Reinações Múltiplas: Manual de tortura feminino
ATENÇÃO: Este blog é pessoal e não profissional

Manual de tortura feminino


O primeiro passo é simples. Seduzir.

Eu e Danny nos conhecemos em um consultório médico. Foi rápido, simples e casual:

- Olá.

- Como vai?

- Adeus.

Quatro palavras, três sentenças, sendo uma interrogativa e duas vindas do mesmo emissor.

Não sei de onde tirei que ele pudesse ser o cara do consultório quando o vi dançando na pista de uma boate gay, onde fui com algumas amigas.

- Quer dizer que o cara do consultório é gay?

Minha melhor amiga perguntando.

- Eu acho que sim.

Eu, respondendo decepcionada, por não ter dormido três dias imaginando a porcaria de moreno alto, de olhos claros, me comendo. Tudo pra que? Pra descobrir que era gay? Ledo engano.

Dei-me conta de que eu não era gay e estava na boate. Pensei que ele poderia não ser gay e estar na boate.

- Vai lá, pergunta pra ele. Conversa, sei lá, dá um jeito.

Melhores amigas são tão legais. Primeiro te carregam pra um lugar cheio de homens que não beijam mulheres. Depois te ajudam a escolher um vestido que é dois números menor que o seu (e fazem seus seios saltarem, sua bunda pedir socorro e suas pernas ficarem grudadas o suficiente para não conseguir trocar passos que não sejam ala gueixas menstruadas). Por último, ao invés de ajudar na hora do aperto elas dizem: vai lá, se vira.

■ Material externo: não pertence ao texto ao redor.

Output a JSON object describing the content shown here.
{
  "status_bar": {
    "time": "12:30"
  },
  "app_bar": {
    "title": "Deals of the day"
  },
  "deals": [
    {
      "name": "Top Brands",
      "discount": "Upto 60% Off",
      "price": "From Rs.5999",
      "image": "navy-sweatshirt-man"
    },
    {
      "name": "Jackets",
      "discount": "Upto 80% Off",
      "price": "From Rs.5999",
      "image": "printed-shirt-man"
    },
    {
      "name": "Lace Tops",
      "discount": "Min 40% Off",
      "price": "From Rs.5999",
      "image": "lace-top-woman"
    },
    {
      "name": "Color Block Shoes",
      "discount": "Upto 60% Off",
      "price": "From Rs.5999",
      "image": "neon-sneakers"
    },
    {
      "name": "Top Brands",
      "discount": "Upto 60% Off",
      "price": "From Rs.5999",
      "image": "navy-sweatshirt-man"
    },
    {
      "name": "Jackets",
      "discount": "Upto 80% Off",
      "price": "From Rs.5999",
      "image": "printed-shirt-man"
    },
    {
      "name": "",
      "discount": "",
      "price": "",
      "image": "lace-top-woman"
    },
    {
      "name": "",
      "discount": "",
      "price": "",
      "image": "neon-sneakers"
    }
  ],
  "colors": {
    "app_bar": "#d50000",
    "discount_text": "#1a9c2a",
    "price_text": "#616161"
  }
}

E eu fui mesmo. Mas, como uma pessoa inteligente e interessante que sou, acabei ficando sem assunto – sarcasmo - e resolvi ser direta:

- Oi. - eu falei, super interessante. E ele:

- ...

Bem, ele não respondeu por que não ouviu. Repeti:

- Oi. - e ele:

- ...

Realmente a porra de música estava alta pra cassete. Resolvi gritar:

- OI!

A música tinha dado aquela paradinha massa e o povo todo olhou pra mim, é claro. Ele se virou dizendo:

- Não precisa gritar moça. – Será que eu estava próxima demais do ouvido?

Primeiro mico da noite, então resolvi falar menos e agir mais. Deixei minha perna em evidência e passei as mãos pelos seios dizendo:

-Tudo bem? - uma cara de "aff" me olhou e nada de responder. - Lembra de mim?

Para que uma pessoa normal faz uma pergunta dessas? Na verdade eu fico muito de cara com gente burra, como eu, que pergunta um "lembra de mim" para caras como Danny Jones.

- É... (pausa de 2 segundos que duram meia hora) não?

Fico me perguntando se a paradinha na fala é pior do que a cara de interrogação dos homens nesses casos. Realmente, é uma dúvida cruel.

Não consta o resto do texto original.